Besides all this, he bought every thing for the performances, and charged what he pleased for it; and he received in person the money at the door, and rendered what account of the sum he thought proper. Thus he contrived so to manage it that the shares of the actors might, without much exaggeration, be compared to those which the Lion in the fable allowed to his subject beasts, who hunted down the prey for him. It is to practices of this kind, and not to the indifference of the people of England to theatrical exhibitions, the distresses of itinerant actors, for ages proverbial, are to be ascribed. It is this, which drives so many of them to humiliating and often disreputable expedients for the support of life; and subjects the whole body, on their account, to the contempt and derision of a stupid, ignorant and unfeeling population. Among those victims of managerial fraud and cunning, there are many men of genius, sterling worth and exalted sentiment, who for years, nay some for their whole lives, languish in penury, and in circumstances the most afflicting; not in obscurity, for in their situation obscurity were comparative comfort, but in visible, broad day-light humiliation-in elevated misery;-as actors, for their hour admired and applauded on the stage; as men, contemned and neglected, because in distress.
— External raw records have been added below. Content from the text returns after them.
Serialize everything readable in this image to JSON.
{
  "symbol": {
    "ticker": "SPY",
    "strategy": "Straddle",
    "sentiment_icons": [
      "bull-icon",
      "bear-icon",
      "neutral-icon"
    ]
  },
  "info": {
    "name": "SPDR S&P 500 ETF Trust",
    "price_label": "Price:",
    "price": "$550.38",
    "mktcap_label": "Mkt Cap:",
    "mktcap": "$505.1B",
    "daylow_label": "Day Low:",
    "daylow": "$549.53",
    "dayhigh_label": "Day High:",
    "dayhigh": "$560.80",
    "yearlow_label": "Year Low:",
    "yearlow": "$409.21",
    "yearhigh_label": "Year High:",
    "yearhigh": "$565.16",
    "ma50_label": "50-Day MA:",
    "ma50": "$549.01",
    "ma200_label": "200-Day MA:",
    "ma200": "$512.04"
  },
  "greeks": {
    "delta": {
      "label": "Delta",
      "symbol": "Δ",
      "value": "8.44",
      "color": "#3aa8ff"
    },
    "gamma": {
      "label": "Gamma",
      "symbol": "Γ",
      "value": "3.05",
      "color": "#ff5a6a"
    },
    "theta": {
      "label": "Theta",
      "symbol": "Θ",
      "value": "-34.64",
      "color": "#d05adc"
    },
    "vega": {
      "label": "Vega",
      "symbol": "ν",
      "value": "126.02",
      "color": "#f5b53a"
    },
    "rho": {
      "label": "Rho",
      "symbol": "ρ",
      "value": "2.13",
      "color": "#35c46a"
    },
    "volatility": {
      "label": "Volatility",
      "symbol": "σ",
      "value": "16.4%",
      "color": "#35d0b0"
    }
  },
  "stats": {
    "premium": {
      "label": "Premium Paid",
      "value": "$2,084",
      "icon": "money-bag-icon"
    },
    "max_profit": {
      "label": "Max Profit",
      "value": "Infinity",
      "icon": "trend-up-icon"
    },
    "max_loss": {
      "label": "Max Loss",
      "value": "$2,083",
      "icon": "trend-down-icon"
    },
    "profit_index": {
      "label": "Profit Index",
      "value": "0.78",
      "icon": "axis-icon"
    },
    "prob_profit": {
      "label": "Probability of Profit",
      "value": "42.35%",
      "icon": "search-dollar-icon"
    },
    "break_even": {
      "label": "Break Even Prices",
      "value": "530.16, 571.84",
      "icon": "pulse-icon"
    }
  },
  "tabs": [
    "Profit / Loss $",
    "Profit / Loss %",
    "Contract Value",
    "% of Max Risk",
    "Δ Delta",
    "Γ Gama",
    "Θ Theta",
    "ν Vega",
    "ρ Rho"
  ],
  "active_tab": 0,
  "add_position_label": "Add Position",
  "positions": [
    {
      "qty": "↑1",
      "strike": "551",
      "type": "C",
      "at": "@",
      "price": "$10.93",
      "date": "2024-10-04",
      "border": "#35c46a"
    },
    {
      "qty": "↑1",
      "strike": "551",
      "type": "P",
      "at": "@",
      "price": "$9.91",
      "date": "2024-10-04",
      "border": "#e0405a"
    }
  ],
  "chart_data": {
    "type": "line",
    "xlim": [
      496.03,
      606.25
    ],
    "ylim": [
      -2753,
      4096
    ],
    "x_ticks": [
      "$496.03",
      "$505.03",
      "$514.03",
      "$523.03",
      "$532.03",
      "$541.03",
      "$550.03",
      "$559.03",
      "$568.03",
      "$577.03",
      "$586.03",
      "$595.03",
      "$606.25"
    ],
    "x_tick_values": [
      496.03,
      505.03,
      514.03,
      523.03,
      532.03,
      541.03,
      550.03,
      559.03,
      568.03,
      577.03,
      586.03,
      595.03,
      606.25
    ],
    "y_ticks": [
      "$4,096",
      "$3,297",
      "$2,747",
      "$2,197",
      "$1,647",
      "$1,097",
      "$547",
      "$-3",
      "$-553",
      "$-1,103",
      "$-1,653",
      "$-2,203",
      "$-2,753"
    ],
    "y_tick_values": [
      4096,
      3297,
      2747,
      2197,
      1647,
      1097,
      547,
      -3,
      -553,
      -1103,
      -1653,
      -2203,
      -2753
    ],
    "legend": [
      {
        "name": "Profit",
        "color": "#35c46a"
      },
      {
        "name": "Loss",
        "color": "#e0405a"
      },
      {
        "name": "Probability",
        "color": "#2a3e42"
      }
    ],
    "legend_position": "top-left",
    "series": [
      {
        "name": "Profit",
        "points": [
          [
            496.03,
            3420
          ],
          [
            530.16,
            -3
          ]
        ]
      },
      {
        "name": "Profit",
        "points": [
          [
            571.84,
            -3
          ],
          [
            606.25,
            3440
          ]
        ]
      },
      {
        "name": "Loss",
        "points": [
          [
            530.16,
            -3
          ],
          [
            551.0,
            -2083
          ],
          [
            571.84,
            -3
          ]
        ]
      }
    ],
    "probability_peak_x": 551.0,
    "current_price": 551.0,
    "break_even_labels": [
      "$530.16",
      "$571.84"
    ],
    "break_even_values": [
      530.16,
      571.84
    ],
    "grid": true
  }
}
But, to return to our subject. Elated to rapture with the applause he had received in young Norval, our young candidate for fame returned to Bath; where, having informed his father and mother of the step he had taken, and the success he had met with, and thereby smoothed the reluctant brow of parental authority, he applied himself with unremitted earnestness and industry to the study of some characters in which he hoped soon to establish still higher claims to the applause of the public; being determined to make as soon as possible another attempt, and to plant his foot firmly and permanently upon the stage. He had not been long engaged thus, when he was interrupted by Biggs, who unexpect edly arrived at Bath and desired to see him.